Os artistas locais nunca foram esquecidos na ARTIS, que teve origem nas grandes colectivas de artistas senenses (1999, 2000 e 2001). A edição de 2011 mantém a exposição colectiva de artistas locais, a realizar no “foyer” do cine-teatro, e serão homenageados mais um artista e um fotógrafo senenses. Em 2010, foram distinguidos José Carlos Calado (Fotografia) e Ricardo Cardoso (Artes Plásticas). São mais algumas dezenas de bons motivos para visitar o X Festival de Artes Plásticas de Seia.
Este ano, a exposição colectiva de Fotografia trocará os espaços tradicionais de exposição para se destacar nas montras de Seia, naturalmente com a preciosa colaboração dos comerciantes. Trata-se de uma maneira diferente de levar a arte da fotografia ao grande público, muito dele avesso a frequentar exposições. Montra das artes do concelho, a ARTIS vai andar pelas montras da cidade, a revelar-se, insinuar-se, cativar.

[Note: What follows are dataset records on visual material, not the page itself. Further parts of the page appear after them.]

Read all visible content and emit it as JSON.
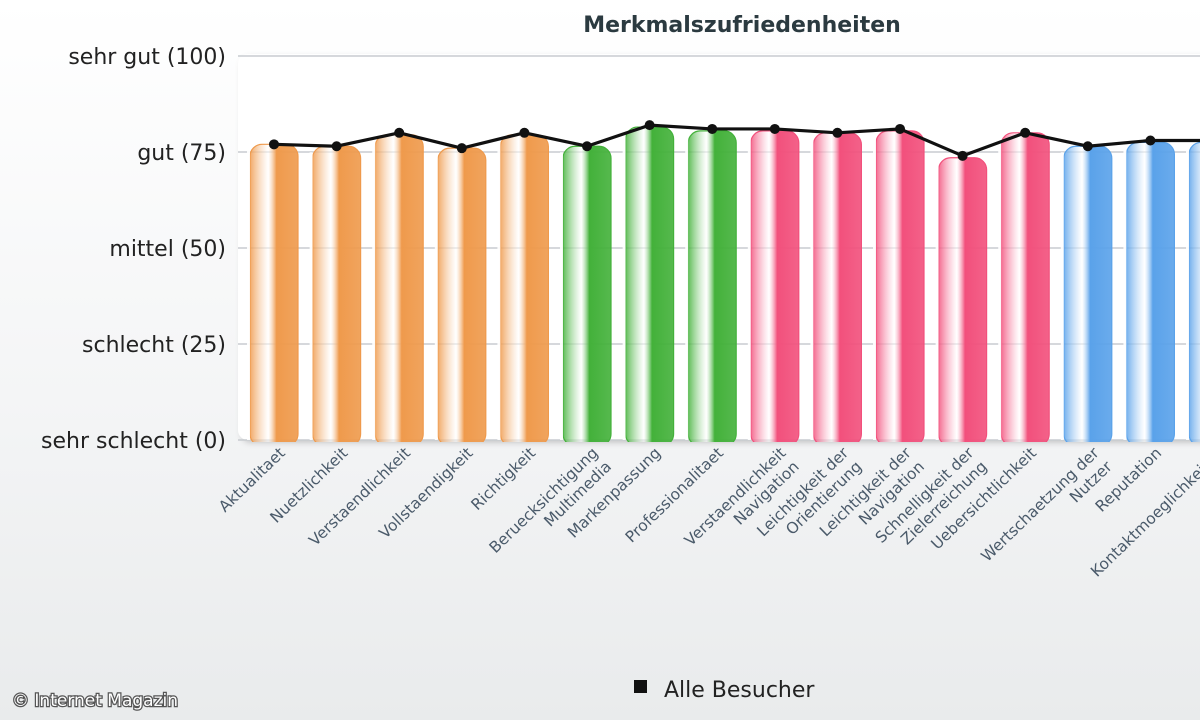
{
  "chart_data": {
    "type": "bar",
    "title": "Merkmalszufriedenheiten",
    "ylim": [
      0,
      100
    ],
    "y_ticks": [
      {
        "value": 100,
        "label": "sehr gut (100)"
      },
      {
        "value": 75,
        "label": "gut (75)"
      },
      {
        "value": 50,
        "label": "mittel (50)"
      },
      {
        "value": 25,
        "label": "schlecht (25)"
      },
      {
        "value": 0,
        "label": "sehr schlecht (0)"
      }
    ],
    "grid": true,
    "categories": [
      [
        "Aktualitaet"
      ],
      [
        "Nuetzlichkeit"
      ],
      [
        "Verstaendlichkeit"
      ],
      [
        "Vollstaendigkeit"
      ],
      [
        "Richtigkeit"
      ],
      [
        "Beruecksichtigung",
        "Multimedia"
      ],
      [
        "Markenpassung"
      ],
      [
        "Professionalitaet"
      ],
      [
        "Verstaendlichkeit",
        "Navigation"
      ],
      [
        "Leichtigkeit der",
        "Orientierung"
      ],
      [
        "Leichtigkeit der",
        "Navigation"
      ],
      [
        "Schnelligkeit der",
        "Zielerreichung"
      ],
      [
        "Uebersichtlichkeit"
      ],
      [
        "Wertschaetzung der",
        "Nutzer"
      ],
      [
        "Reputation"
      ],
      [
        "Kontaktmoeglichkeiten"
      ]
    ],
    "bar_values": [
      77,
      76.5,
      79.5,
      76,
      79.5,
      76.5,
      81.5,
      80.5,
      80.5,
      80,
      80.5,
      73.5,
      80,
      76.5,
      77.5,
      77.5
    ],
    "bar_colors": [
      "#ef9a4c",
      "#ef9a4c",
      "#ef9a4c",
      "#ef9a4c",
      "#ef9a4c",
      "#43b13a",
      "#43b13a",
      "#43b13a",
      "#f2507c",
      "#f2507c",
      "#f2507c",
      "#f2507c",
      "#f2507c",
      "#5aa2ea",
      "#5aa2ea",
      "#5aa2ea"
    ],
    "series": [
      {
        "name": "Alle Besucher",
        "type": "line",
        "color": "#111111",
        "values": [
          77,
          76.5,
          80,
          76,
          80,
          76.5,
          82,
          81,
          81,
          80,
          81,
          74,
          80,
          76.5,
          78,
          78
        ]
      }
    ],
    "legend": "bottom-center"
  },
  "credit": "© Internet Magazin"
}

A ARTIS X apresenta ainda obras recentes de Balbina Mendes, uma artista natural de Miranda do Douro. Conhecida pelas suas paisagens (transmontanas e durienses) a óleo, que apresenta geralmente em exposições itinerantes, Balbina Mendes explora actualmente o tema das máscaras, pintadas em grande formato. Tem mostrado as suas pinturas de máscaras em diversas exposições em Portugal e no estrangeiro e editou um livro sobre a mesma temática. As máscaras transmontanas (e a indumentária dos mascarados), com toda a sua cor e ecos ancestrais, adquirem particular presença e força nas telas de Balbina Mendes – só por si razão suficiente para uma visita à ARTIS X.
José Pessoa passará por uma das noites da ARTIS para falar do seu trabalho de várias décadas a inventariar e documentar através da fotografia as obras de arte que fazem parte do Património português. Um trabalho de ciência e arte, oportunamente chamado a mais uma edição das conversas informais – “Novos Olhares, Novos Percursos”.

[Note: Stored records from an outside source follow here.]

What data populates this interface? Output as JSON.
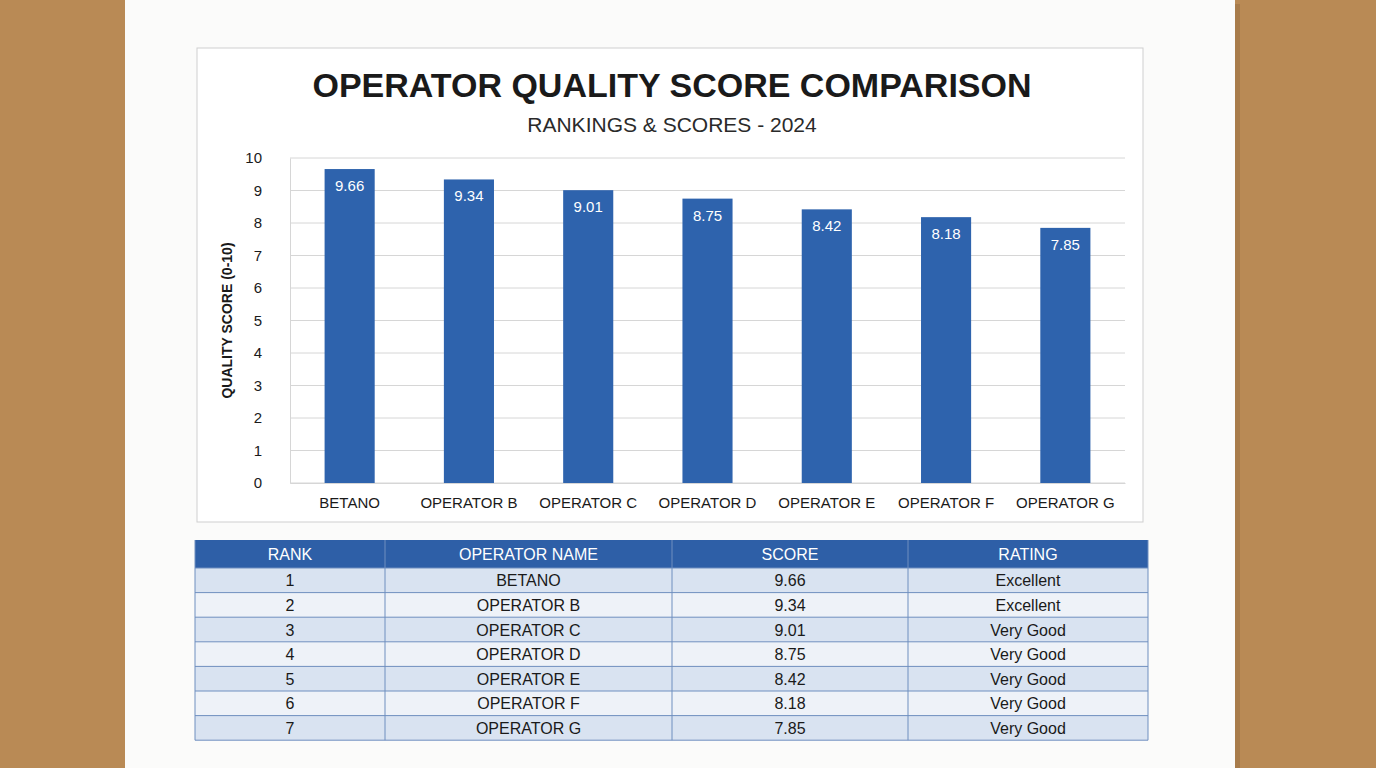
{
  "chart_data": {
    "type": "bar",
    "title": "OPERATOR QUALITY SCORE COMPARISON",
    "subtitle": "RANKINGS & SCORES - 2024",
    "y_label": "QUALITY SCORE (0-10)",
    "categories": [
      "BETANO",
      "OPERATOR B",
      "OPERATOR C",
      "OPERATOR D",
      "OPERATOR E",
      "OPERATOR F",
      "OPERATOR G"
    ],
    "values": [
      9.66,
      9.34,
      9.01,
      8.75,
      8.42,
      8.18,
      7.85
    ],
    "color": "#2e63ad",
    "ylim": [
      0,
      10
    ],
    "yticks": [
      0,
      1,
      2,
      3,
      4,
      5,
      6,
      7,
      8,
      9,
      10
    ],
    "grid": true,
    "data_labels": true
  },
  "table": {
    "columns": [
      "RANK",
      "OPERATOR NAME",
      "SCORE",
      "RATING"
    ],
    "rows": [
      [
        1,
        "BETANO",
        9.66,
        "Excellent"
      ],
      [
        2,
        "OPERATOR B",
        9.34,
        "Excellent"
      ],
      [
        3,
        "OPERATOR C",
        9.01,
        "Very Good"
      ],
      [
        4,
        "OPERATOR D",
        8.75,
        "Very Good"
      ],
      [
        5,
        "OPERATOR E",
        8.42,
        "Very Good"
      ],
      [
        6,
        "OPERATOR F",
        8.18,
        "Very Good"
      ],
      [
        7,
        "OPERATOR G",
        7.85,
        "Very Good"
      ]
    ]
  }
}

Anunciam-se ainda oficinas criativas, dimensionadas para o recato da reflexão e criação artística, em contraponto com a música e o teatro, espectáculos concebidos para grandes plateias. Destaque ainda para a estreia cinematográfica de “O Voo da Papoila”, um filme do jovem realizador português natural de Seia, Nuno Portugal.
Ao todo, e por junto, são mil bons motivos para visitar o X Festival de Artes Plásticas de Seia. Falta referir mais um, que faz toda a diferença, o de ser a ARTIS (**) o grande evento artístico que mais se tem aguentado no Interior beirão e que lembra e honra Seia nos mais diversos recantos do espaço nacional.

Sérgio Reis

(*)-Publicado no jornal Porta da Estrela nº 922, 30 de Abril 2011

(**)-Especialmente a Colectiva de Artistas Senenses, que via na XIII edição.